Endocrine Abstracts (2011) 26 P520

Fahr's syndrome in a patient with unknown hypoparathyroidism

Joana Nicolau Ramis, Anna Espino Ibáñez, Carla Francés Artigas, Rosmeri Rivera Irigoin, Josefina Olivares Alcolea, Luis Alberto Gómez Gómez, Irene Rodríguez Rodríguez & Lluis Masmiquel Comas

Hospital Son Llàtzer, Palma de Mallorca, Spain.

Introduction: Fahr’s syndrome in characterized by bilateral calcifications in basal ganglia, dentate nucleus and semioval center. Its clinical manifestations are a rigid hypokinetic syndrome, mood disorders and cognitive impairment. The most frequent aetiology of this syndrome is, together with idiopatic causes and congenital infections, calcium disorders, mainly primary hypoparathyroidism, accounting for up to 80% of all causes.

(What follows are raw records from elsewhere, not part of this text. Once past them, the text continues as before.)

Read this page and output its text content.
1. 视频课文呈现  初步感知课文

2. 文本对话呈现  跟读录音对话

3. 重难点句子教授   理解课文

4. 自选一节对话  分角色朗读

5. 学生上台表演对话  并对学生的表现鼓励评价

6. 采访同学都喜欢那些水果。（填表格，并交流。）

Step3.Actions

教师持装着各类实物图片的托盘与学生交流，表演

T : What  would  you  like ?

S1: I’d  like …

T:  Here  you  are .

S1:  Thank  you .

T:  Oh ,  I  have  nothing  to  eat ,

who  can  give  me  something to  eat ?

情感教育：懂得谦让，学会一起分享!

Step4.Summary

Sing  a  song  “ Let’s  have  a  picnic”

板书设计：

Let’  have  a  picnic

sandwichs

Case report: A 57-year-old woman was admitted to the Neurology Unit for study of parkinsonian features that had worsened over the last 6 months. She had a medical history of dyslipidemia, 6-year-history of depressive syndrome. She reported no family history of interest. She related a progressive 6-month self-limiting walking disorder along with cramps and stiffness in lower limbs. On physical exam, the most important findings were: cogwheel rigidity and absence of reflexes; Chvostek and Trousseau signs were positive. Laboratory findings were: calcium 3.8 mg/dl (reference range 8.4–10.5 mg/dl), phosphorus 6.8 mg/dl (2.5–4.5 mg/dl), CK 693 IU/l (20–135), 25-OH vitamin D 32 ng/ml (20–54), PTH 6.3 pg/ml (11–79.5), calcium urine 81.4 mg/24 h (100–300). The electromyogram showed spontaneous and continuous muscular activity in lower limbs. CT scan showed diffuse, symmetric parenchymal calcifications involving the dentate nuclei, basal ganglia and deep cerebral white matter. All these findings were ascribed to Fahr’s syndrome due to a primary hypoparathyroidism. The patient was treated with intravenous calcium and after restoring normal plasmatic levels she continued with 1000 mg calcium carbonate orally and 0.5 μg/day calcitriol, maintaining normocalcemia. Other endocrine disorders were excluded as well as Huntington’s disease and viral infections. Calcium sensing receptor and antiparathyroid tissue antibodies were also negative. Chvostek and Trousseau became negative. Stiffness and cramps disappeared and electromyogram became normal; however, no changes in walking were seen. Six months later, the patient continued normocalcemic. No improvements in parkinsonian walking were seen despite normocalcemia and treatment with levodopa.

Conclusions: Primary hypoparathyroidism should be ruled out when diagnosing a Fahr’s syndrome. Restoring normocalcemia improves cramps and myoclonus; however, it has little effect on mood or parkinsonism.